の記事が大変参考になりました。ありがとうございます。

MSVCなmrubyなので、.libファイルを作ってリンクさせる

今回使おうとしているmruby-webcamというmrbgemはMSVC版のOpenCVを使っており、それに合わせて、MSVCを使うことに なる。

その為、defファイルを用意してこれと、先ほどの.a形式のライブラリから.dll形式を生成。また、MSVCの処理系でのリンク時に必要な.libファイルを.defから生成しておく。 といった具合になかなか面倒な作業が必要となる。

dllを作る

DLLはMinGW版のgcc(cgoで指定しているgcc)で行った。

gcc -m64 -shared -o imgtype.dll imgtype.def libimgtype.a -Wl,--allow-multiple-definition -static -lwinmm -lntdll -lWs2_32 

libファイルを作る

.libファイルはMSVC付属のlibコマンドで行う。

lib /machine:x64 /def:imgtype.def

これで、MSVCなmrubyに組み込む準備が出来た。

github.com

mrubyからGoの呼び出し

ここまでくれば、あとは、mrbgemを書くだけ。 作成した.libファイルをmrbgem.rakeに以下の様に記述して

spec.linker.flags_before_libraries << "imgtype.lib"
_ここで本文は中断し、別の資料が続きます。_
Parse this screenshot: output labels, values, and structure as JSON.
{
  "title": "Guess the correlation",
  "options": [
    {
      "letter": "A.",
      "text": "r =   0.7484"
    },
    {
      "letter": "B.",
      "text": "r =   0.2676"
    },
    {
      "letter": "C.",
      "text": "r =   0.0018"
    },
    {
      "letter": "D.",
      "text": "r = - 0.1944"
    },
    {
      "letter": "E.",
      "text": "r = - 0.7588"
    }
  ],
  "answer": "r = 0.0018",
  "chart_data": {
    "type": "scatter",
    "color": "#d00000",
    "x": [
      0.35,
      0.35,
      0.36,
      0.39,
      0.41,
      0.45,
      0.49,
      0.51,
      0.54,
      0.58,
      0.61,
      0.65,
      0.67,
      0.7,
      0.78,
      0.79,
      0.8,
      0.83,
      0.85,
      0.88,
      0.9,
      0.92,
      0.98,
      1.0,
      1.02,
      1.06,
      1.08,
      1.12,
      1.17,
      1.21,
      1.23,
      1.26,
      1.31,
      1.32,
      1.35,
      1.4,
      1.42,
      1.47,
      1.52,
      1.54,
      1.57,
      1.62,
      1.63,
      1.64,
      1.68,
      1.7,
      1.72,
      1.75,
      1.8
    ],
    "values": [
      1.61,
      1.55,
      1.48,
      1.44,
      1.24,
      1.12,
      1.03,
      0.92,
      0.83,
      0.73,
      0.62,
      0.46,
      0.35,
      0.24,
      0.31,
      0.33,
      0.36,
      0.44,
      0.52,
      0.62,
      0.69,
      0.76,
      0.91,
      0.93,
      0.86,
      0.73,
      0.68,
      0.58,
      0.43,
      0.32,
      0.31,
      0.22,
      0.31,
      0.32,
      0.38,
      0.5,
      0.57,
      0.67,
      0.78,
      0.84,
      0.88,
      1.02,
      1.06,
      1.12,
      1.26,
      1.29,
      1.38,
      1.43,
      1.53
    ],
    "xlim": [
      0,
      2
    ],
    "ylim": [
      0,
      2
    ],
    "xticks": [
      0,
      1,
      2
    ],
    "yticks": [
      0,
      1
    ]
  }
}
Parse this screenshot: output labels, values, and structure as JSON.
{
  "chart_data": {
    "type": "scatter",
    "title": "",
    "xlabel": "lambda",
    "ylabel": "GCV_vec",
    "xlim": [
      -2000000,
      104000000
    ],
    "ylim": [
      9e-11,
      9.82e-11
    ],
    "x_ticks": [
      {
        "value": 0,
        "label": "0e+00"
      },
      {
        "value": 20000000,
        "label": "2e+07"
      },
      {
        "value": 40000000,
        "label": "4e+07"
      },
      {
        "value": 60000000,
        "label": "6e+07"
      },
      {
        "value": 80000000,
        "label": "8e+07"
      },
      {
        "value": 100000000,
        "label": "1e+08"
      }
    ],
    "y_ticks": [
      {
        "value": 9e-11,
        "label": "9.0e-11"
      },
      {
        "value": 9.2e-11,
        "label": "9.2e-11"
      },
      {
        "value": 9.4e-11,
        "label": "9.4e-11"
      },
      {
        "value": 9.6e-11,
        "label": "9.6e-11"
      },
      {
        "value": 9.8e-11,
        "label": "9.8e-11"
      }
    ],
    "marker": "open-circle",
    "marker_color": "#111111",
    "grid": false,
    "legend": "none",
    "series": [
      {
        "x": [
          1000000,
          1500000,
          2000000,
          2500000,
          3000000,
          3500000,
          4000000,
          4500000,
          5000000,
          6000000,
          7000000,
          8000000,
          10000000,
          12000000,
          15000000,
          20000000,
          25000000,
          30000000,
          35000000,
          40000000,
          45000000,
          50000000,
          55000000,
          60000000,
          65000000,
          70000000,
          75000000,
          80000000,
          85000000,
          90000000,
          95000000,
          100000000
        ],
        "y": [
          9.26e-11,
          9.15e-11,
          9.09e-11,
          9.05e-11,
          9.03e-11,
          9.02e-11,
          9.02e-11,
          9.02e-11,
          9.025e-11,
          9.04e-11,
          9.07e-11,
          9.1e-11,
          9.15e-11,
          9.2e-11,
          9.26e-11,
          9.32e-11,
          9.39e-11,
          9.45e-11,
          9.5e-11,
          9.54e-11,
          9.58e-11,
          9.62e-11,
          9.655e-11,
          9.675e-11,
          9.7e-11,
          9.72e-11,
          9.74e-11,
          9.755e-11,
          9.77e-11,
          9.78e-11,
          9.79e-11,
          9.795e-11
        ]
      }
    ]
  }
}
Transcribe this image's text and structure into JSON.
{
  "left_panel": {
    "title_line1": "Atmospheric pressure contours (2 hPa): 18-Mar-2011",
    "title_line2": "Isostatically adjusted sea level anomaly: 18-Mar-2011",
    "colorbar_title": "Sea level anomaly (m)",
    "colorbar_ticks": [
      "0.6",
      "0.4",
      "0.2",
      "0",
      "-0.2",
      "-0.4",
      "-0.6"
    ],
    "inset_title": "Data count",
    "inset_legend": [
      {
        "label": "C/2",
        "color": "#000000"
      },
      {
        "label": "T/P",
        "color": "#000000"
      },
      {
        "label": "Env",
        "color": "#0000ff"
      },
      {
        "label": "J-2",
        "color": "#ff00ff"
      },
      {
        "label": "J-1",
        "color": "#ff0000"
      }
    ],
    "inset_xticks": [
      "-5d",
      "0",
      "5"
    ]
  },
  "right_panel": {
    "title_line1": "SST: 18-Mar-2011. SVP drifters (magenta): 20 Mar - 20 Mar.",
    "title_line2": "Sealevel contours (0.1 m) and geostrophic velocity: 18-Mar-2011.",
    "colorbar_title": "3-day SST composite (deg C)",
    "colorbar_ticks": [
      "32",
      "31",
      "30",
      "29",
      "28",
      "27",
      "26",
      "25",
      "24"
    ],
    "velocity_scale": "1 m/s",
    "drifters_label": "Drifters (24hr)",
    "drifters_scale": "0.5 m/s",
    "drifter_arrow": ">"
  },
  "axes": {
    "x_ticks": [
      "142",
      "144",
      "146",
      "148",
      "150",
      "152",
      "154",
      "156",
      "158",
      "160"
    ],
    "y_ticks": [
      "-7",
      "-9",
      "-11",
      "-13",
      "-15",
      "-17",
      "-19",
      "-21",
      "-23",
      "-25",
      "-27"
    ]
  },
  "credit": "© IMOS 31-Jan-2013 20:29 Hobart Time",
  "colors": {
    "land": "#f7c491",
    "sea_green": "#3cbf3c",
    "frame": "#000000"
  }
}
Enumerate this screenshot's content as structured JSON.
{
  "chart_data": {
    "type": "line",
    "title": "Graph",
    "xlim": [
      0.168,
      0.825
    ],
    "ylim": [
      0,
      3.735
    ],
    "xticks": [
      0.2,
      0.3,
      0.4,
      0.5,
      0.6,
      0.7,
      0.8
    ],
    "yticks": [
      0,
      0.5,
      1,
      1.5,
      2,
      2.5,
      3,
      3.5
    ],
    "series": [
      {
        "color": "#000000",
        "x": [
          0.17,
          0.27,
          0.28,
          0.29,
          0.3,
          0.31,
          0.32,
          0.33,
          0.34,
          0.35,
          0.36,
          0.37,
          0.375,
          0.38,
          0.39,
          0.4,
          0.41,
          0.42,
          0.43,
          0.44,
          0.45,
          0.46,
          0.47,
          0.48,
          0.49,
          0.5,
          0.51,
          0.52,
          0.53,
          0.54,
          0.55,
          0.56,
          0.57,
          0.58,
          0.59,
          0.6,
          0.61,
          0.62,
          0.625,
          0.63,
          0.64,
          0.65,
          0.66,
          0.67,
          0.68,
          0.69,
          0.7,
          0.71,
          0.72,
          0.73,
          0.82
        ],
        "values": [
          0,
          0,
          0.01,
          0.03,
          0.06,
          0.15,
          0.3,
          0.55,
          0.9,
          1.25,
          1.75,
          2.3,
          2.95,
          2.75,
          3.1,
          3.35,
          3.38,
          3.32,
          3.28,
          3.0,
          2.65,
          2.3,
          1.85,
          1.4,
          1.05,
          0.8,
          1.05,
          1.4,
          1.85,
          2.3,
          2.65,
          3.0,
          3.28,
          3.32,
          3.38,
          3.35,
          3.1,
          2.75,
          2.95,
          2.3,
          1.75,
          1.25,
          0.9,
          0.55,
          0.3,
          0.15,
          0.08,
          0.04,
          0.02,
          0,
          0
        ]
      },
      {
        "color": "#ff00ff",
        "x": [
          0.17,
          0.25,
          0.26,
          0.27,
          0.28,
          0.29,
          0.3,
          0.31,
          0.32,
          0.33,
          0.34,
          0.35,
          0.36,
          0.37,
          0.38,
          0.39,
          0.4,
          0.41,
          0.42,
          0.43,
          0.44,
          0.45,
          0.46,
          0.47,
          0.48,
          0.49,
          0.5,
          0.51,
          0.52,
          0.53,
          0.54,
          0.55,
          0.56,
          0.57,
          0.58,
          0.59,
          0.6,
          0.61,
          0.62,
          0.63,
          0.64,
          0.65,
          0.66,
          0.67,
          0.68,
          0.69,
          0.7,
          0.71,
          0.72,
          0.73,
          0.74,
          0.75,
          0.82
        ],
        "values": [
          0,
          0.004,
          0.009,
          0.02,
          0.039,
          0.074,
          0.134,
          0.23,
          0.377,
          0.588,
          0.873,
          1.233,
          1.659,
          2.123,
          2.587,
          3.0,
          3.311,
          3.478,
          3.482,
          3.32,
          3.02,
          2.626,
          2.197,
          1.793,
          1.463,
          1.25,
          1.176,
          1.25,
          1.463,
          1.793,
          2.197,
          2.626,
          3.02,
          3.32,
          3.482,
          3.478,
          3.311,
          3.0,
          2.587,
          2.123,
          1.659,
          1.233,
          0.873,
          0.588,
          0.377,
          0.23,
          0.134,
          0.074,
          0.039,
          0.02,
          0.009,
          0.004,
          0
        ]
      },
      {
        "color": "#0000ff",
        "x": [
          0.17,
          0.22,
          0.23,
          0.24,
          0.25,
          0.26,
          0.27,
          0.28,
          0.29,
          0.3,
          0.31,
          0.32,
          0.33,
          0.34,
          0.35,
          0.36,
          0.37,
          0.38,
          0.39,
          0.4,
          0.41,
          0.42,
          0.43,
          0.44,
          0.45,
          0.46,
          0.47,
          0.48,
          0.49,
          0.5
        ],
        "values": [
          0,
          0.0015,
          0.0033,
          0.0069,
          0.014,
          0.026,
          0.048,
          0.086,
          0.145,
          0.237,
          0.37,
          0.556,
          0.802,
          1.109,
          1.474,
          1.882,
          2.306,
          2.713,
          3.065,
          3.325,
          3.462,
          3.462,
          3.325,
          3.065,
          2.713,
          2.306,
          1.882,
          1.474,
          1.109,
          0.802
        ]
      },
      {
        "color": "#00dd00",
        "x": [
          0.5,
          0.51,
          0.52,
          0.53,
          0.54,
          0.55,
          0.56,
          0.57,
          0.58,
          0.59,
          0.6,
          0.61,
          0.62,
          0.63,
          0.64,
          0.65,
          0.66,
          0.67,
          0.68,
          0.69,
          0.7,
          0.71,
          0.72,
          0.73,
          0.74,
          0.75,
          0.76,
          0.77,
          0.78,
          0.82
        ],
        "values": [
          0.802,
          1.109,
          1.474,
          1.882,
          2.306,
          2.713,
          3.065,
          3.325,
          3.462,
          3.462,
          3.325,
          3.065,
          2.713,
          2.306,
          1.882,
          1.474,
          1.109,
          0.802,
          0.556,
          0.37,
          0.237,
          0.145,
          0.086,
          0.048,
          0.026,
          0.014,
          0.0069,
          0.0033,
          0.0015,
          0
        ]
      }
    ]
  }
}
環境変数LIBにimgtype.libファイルへのパスを通しておき、rakeでGoのライブラリを組み込んだmruby.exe,mirb.exeが出来る。

github.com

動かす

今回必要なmrbgemは以下

conf.gembox 'default'
conf.gem '../mruby-webcam'
conf.gem '../mruby-imgtype'
conf.gem :github => 'matsumoto-r/mruby-sleep'  

Webカメラの映像をコマンドプロンプトVimの:terminalに表示するmrubyのスクリプトは以下。

Imgtype.init

cam = Webcam.new
cam.setFmt "ppm"
cam.capture {|img|
  Imgtype.imgtype img
}
while true
    cam.snap
    Sleep::usleep(1000)
    if Imgtype.get_key == "ESC" then
        break
    end
end
Imgtype.close

実行結果

Imgtype.get_keyがWindowsAPIを直接読んで対応している。キー入力をポーリングせずに取得するのに意外とハマった。

まとめ

今回はGo言語でライブラリを作成し、それをmrubyから呼び出し、 そこそこ実用的な処理を動かすという実績が作れた。

今回の作業を通して、Go言語でのスライスの扱いも少しわかってきました。